Solutions of nitrates (0.5% KNO₃, 0.2% NH₄NO₃) or urea (0.15%) were fed under the pressure of 10⁴ Pa to 50–60-cm-long detached shoots of common flax (Linum usitatissimum L.). One hour after the start of supplying the solutions, an assimilation clip chamber was fastened to the middle part of the shoot (¹⁴C source area), and ¹⁴CO₂ was blown through in the light for 2.5 min. The analysis of distribution of ¹⁴C among the labeled products of photosynthesis produced by source leaves showed that nitrates reduced the incorporation of the label into sucrose. At the same time, the ratio of labeled sucrose to labeled hexoses decreased, and the incorporation of the label into serine greatly increased. Urea did not produce such effects. The pattern of distribution of ¹⁴C within the plant 3 h after the assimilation of ¹⁴CO₂ points to the suppression of assimilate efflux from the leaves of plants fed with nitrates. In plants supplied with water or urea, 17–20% of labeled carbon was found below the ¹⁴C source area of the shoot, in nitrate type of treatment, only 3–5% was found there.
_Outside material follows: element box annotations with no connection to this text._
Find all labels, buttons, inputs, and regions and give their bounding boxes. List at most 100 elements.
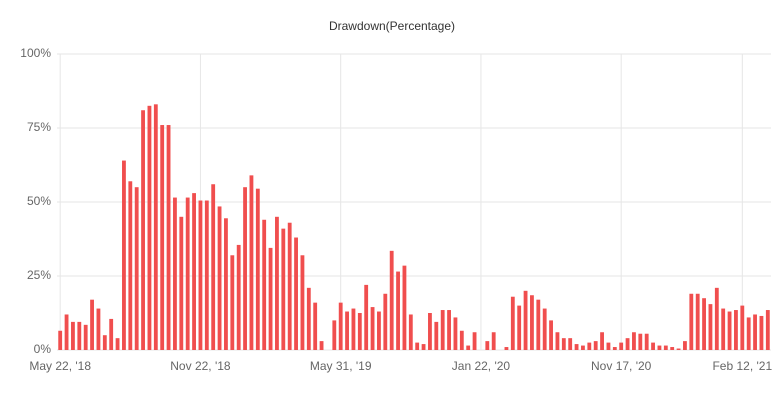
bar bbox=[192, 193, 196, 350]
y-tick-label: 0% bbox=[34, 342, 52, 356]
x-tick-label: May 22, '18 bbox=[29, 359, 91, 373]
bar bbox=[440, 310, 445, 350]
bar bbox=[160, 125, 165, 350]
bar bbox=[625, 338, 630, 350]
bar bbox=[402, 265, 407, 350]
bar bbox=[632, 332, 636, 350]
bar bbox=[255, 188, 260, 350]
bar bbox=[306, 287, 311, 350]
bar bbox=[351, 308, 356, 350]
bar bbox=[211, 184, 216, 350]
bar bbox=[695, 293, 700, 350]
bar bbox=[676, 348, 681, 350]
bar bbox=[287, 222, 292, 350]
bar bbox=[83, 324, 88, 350]
bar bbox=[714, 287, 719, 350]
bar bbox=[587, 342, 592, 350]
bar bbox=[204, 200, 209, 350]
bar bbox=[128, 181, 133, 350]
bar bbox=[275, 216, 279, 350]
bar bbox=[243, 187, 247, 350]
bar bbox=[466, 345, 471, 350]
bar bbox=[753, 314, 757, 350]
bar bbox=[459, 330, 464, 350]
bar bbox=[600, 332, 604, 350]
bar bbox=[504, 347, 509, 350]
chart-title: Drawdown(Percentage) bbox=[329, 19, 455, 33]
bar bbox=[332, 320, 337, 350]
bar bbox=[262, 219, 267, 350]
bar bbox=[236, 244, 241, 350]
bar bbox=[249, 175, 254, 350]
bar bbox=[96, 308, 101, 350]
bar bbox=[294, 237, 298, 350]
bar bbox=[734, 310, 738, 350]
bar bbox=[727, 311, 732, 350]
bar bbox=[268, 247, 273, 350]
bar bbox=[64, 314, 69, 350]
bar bbox=[345, 311, 349, 350]
bar bbox=[166, 125, 171, 350]
bar bbox=[58, 330, 63, 350]
x-tick-label: Feb 12, '21 bbox=[712, 359, 772, 373]
bar bbox=[561, 338, 566, 350]
x-tick-label: Nov 22, '18 bbox=[170, 359, 231, 373]
bar bbox=[683, 341, 687, 350]
bar bbox=[759, 315, 764, 350]
bar bbox=[721, 308, 726, 350]
bar bbox=[185, 197, 190, 350]
bar bbox=[357, 313, 362, 350]
bar bbox=[568, 338, 573, 350]
bar bbox=[485, 341, 490, 350]
x-tick-label: Jan 22, '20 bbox=[452, 359, 511, 373]
bar bbox=[651, 342, 655, 350]
bar bbox=[542, 308, 547, 350]
bar bbox=[549, 320, 553, 350]
y-tick-label: 25% bbox=[27, 268, 51, 282]
bar bbox=[663, 345, 668, 350]
bar bbox=[77, 321, 82, 350]
bar bbox=[198, 200, 203, 350]
bar bbox=[765, 310, 770, 350]
bar bbox=[581, 345, 585, 350]
bar bbox=[115, 338, 120, 350]
bar bbox=[555, 332, 560, 350]
bar bbox=[338, 302, 343, 350]
bar bbox=[319, 341, 324, 350]
bar bbox=[536, 299, 541, 350]
bar bbox=[230, 255, 235, 350]
bar bbox=[300, 255, 305, 350]
bar bbox=[90, 299, 94, 350]
bar bbox=[377, 311, 381, 350]
bar bbox=[491, 332, 496, 350]
bar bbox=[453, 317, 458, 350]
bar bbox=[670, 347, 675, 350]
y-tick-label: 75% bbox=[27, 120, 51, 134]
bar bbox=[364, 284, 369, 350]
bar bbox=[389, 250, 394, 350]
bar bbox=[71, 321, 75, 350]
bar bbox=[179, 216, 184, 350]
bar bbox=[619, 342, 624, 350]
bar bbox=[383, 293, 388, 350]
bar bbox=[606, 342, 611, 350]
bar bbox=[415, 342, 420, 350]
bar bbox=[530, 295, 534, 350]
bar bbox=[523, 290, 528, 350]
bar bbox=[147, 105, 152, 350]
bar bbox=[217, 206, 222, 350]
bar bbox=[421, 344, 426, 350]
bar bbox=[370, 307, 375, 350]
bar bbox=[638, 333, 643, 350]
bar bbox=[396, 271, 400, 350]
bar bbox=[428, 313, 432, 350]
bar bbox=[612, 347, 617, 350]
bar bbox=[447, 310, 451, 350]
bar bbox=[313, 302, 318, 350]
x-tick-label: Nov 17, '20 bbox=[591, 359, 652, 373]
bar bbox=[472, 332, 477, 350]
bar bbox=[134, 187, 139, 350]
bar bbox=[708, 304, 713, 350]
bar bbox=[644, 333, 649, 350]
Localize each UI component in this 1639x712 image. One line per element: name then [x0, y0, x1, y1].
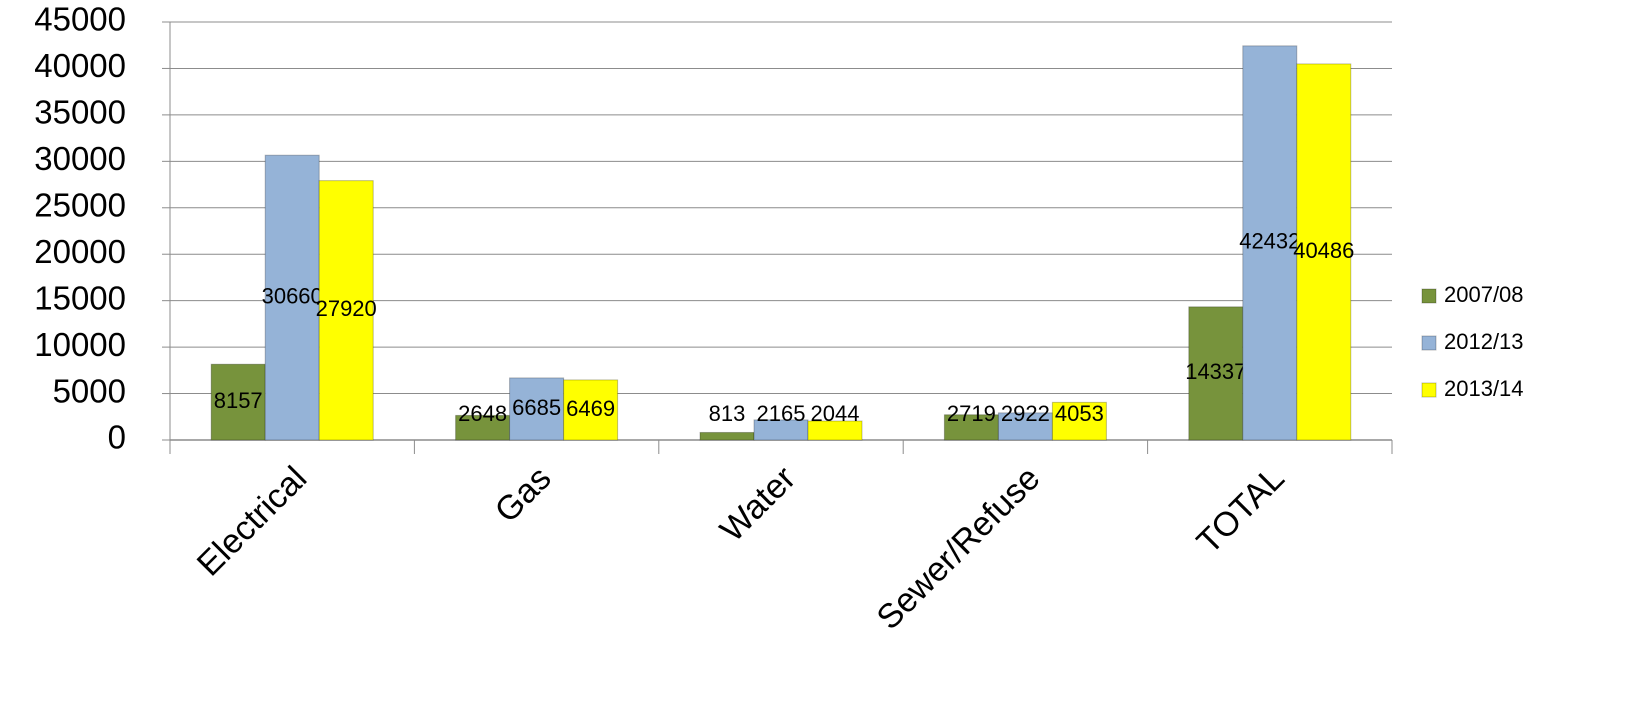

In plants supplied with nitrates, the cortex tissue below the source leaf contained more ¹⁴C in proteins and less in low-molecular substances. In the wood tissue, such a correlation was not observed. When the shoot was supplied with water or urea, the content of ¹⁴C in sucrose in the source leaves in 3 h declined from 55–60% to 38–42%. When the shoot was fed with nitrates, the share of label in sucrose increased from 50 to 62–73%. Autoradiography of the source leaves showed that, in plants supplied with water or urea, the label was predominantly accumulated in large vascular bundles, and in nitrate type of treatment, it was accumulated outside large bundles. Electron microscopy showed that, in nitrate plants, the companion cells of phloem endings were very much vacuolated.